As quatro pessoas que estavam ali – e eu era uma delas – ficaram paralisadas. Não havia o que fazer. Ato contínuo, Pernambuco saiu da parte de trás da birosca, e os caras mandaram bala, seis, sete, oito tiros no pobre diabo, que não tardou a tombar. Um mar de sangue. E os três elementos iniciaram a retirada.

Antes, no entanto, olharam bem para cara de cada um dos fregueses do local, armas em punho, como se escolhessem as próximas vítimas. Tudo se passou bem rápido. Não deu tempo sequer para imaginar algo que fosse minimamente confortável. Tentar um diálogo então, ora essa, nem pensar. Um deles, um mulato de bigode, alto e magro, trajando camiseta, bermuda e chinelos, deixou o recado, com voz de Brian Johnson. “Todo mundo aí quietinho. Ninguém viu porra nenhuma. Ninguém tem língua solta!”. Seria capaz de fazer o retrato falado dele hoje, quase 30 anos depois.

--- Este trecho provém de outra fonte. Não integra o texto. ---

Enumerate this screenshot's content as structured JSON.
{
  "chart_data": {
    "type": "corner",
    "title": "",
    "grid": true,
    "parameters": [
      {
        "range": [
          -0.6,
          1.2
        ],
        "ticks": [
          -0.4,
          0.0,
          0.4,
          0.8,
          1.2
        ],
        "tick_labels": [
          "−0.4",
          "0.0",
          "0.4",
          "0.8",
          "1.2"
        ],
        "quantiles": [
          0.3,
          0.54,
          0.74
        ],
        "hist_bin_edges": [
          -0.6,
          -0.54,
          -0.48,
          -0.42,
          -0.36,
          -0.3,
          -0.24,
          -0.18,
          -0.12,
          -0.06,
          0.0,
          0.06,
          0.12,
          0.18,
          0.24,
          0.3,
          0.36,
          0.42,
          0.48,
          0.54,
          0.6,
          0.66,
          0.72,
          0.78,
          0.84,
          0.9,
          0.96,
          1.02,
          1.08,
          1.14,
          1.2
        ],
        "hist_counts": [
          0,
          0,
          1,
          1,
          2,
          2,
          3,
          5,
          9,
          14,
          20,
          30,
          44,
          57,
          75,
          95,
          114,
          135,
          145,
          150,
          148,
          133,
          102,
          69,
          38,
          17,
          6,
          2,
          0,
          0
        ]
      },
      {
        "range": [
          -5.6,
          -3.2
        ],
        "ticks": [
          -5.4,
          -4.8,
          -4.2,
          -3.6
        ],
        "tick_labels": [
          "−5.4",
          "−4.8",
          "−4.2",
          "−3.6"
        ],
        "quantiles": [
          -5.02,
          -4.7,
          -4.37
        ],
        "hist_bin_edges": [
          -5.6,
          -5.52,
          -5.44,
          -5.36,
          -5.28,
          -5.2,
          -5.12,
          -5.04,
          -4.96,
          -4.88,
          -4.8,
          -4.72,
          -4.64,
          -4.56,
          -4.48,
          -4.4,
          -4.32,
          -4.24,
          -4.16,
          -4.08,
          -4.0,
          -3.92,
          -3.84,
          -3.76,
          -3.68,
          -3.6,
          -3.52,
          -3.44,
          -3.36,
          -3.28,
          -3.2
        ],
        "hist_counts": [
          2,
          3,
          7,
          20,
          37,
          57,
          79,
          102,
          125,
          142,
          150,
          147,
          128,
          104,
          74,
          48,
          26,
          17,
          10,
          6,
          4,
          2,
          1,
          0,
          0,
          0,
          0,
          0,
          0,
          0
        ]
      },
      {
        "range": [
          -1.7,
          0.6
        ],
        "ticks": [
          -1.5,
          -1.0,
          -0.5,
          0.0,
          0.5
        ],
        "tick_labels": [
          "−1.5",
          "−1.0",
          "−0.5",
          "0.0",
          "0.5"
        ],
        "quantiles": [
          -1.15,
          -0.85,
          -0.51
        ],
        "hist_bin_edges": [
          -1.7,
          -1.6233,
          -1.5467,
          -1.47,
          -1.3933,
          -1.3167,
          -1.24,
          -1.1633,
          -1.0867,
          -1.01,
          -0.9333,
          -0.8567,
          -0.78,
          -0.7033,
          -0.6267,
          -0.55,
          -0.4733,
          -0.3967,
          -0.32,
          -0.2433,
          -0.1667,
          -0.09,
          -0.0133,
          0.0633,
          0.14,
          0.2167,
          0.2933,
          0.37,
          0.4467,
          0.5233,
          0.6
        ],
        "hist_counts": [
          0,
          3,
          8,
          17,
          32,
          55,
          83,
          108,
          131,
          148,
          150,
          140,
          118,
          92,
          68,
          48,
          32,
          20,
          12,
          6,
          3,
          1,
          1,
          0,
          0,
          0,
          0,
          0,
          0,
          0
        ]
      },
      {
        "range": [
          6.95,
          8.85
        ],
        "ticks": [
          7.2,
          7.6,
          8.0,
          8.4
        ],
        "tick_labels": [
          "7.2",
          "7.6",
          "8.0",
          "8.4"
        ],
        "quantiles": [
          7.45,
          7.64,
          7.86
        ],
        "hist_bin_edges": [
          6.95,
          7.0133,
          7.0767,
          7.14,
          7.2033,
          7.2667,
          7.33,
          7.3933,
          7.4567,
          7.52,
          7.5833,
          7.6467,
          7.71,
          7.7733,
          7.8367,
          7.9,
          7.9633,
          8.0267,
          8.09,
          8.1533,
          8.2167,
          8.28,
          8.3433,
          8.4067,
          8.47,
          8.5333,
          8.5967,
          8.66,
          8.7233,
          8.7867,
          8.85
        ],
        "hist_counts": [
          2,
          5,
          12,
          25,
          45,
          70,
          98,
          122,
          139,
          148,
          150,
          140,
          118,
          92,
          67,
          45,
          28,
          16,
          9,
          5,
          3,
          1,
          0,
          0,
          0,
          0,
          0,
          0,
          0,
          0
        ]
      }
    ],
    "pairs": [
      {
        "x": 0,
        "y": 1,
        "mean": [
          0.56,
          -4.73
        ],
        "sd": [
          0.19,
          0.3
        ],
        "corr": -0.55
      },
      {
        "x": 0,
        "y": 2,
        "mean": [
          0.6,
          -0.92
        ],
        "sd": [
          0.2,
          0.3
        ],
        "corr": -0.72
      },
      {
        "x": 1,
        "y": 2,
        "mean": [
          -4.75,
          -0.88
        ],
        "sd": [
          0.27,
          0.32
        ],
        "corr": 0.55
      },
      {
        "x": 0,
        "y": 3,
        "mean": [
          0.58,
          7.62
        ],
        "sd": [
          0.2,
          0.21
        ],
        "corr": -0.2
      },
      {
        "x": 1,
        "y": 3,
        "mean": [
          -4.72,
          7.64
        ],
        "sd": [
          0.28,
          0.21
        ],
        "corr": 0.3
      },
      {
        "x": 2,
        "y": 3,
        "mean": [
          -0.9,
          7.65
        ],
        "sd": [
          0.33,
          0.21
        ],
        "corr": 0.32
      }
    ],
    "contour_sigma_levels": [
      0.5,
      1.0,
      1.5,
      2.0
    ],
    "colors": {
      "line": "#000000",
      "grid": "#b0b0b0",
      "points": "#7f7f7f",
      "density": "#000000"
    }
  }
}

O Fusca saiu cantando pneu, soltando fumaça, virou à direita, na pista de subida da Avenida Brasil e sumiu. Corri imediatamente para a portaria do JB, pedi para chamarem uma ambulância, e sentei num dos sofás da recepção. Estava com a blusa encharcada de suor e uma sensação de enjôo indescritível. Como diz a música dos Mutantes, minha morte não me quis. Não seria exagero dizer que nasci de novo, pois na prática, sem entrar em detalhes, eu era a testemunha mais possível de ser identificada.

A moça da recepção me trouxe um copo d’água gelado, que praticamente engoli, e ali fiquei por cerca de dez minutos. Ainda ouvi o barulho da ambulância chegando, e pouco depois a sirena da polícia, e alguns gritos que não sei explicar de onde vinham e porque aconteceram. Segundos depois, o porteiro veio e me disse. “Te manda lá prá cima, rapaz. Te manda, que nem eu, nem você, ninguém vai prestar depoimento dessa merda, que maluco nesse mundo já tem de sobra”.

Mal cheguei na redação, quase vazia naquela hora, e já veio o velho Fontes, chefe de reportagem, mandando que eu corresse para uma coletiva no centro da cidade. Obedeci. Entrei na velha Brasília cor de creme do JB e o motorista comentou. “Mataram um cara aí atrás agora de manhã!”. No que respondi. “É mesmo, é? Loucura! Quem era?”. E se seguiu um diálogo surreal. “Parece que o cara táva devendo na boca. Foi justiçado, né?”.

Na realidade, nunca soube exatamente o motivo dos tiros. Mas o porteiro me falou, tempos depois, e para minha surpresa, que o Pernambuco sobreviveu. Seria desnecessário dizer que nunca mais tomei café da manhã naquela birosca.

Como curiosidade, o fato se deu no mesmo dia em que o Vasco foi campeão carioca com o gol de Cocada em cima do Flamengo. Eu não trabalhava com o futebol. Fui ao jogo como torcedor. E diante do que havia ocorrido pela manhã, a derrota do meu time, apesar de tudo, acabou sendo um refresco.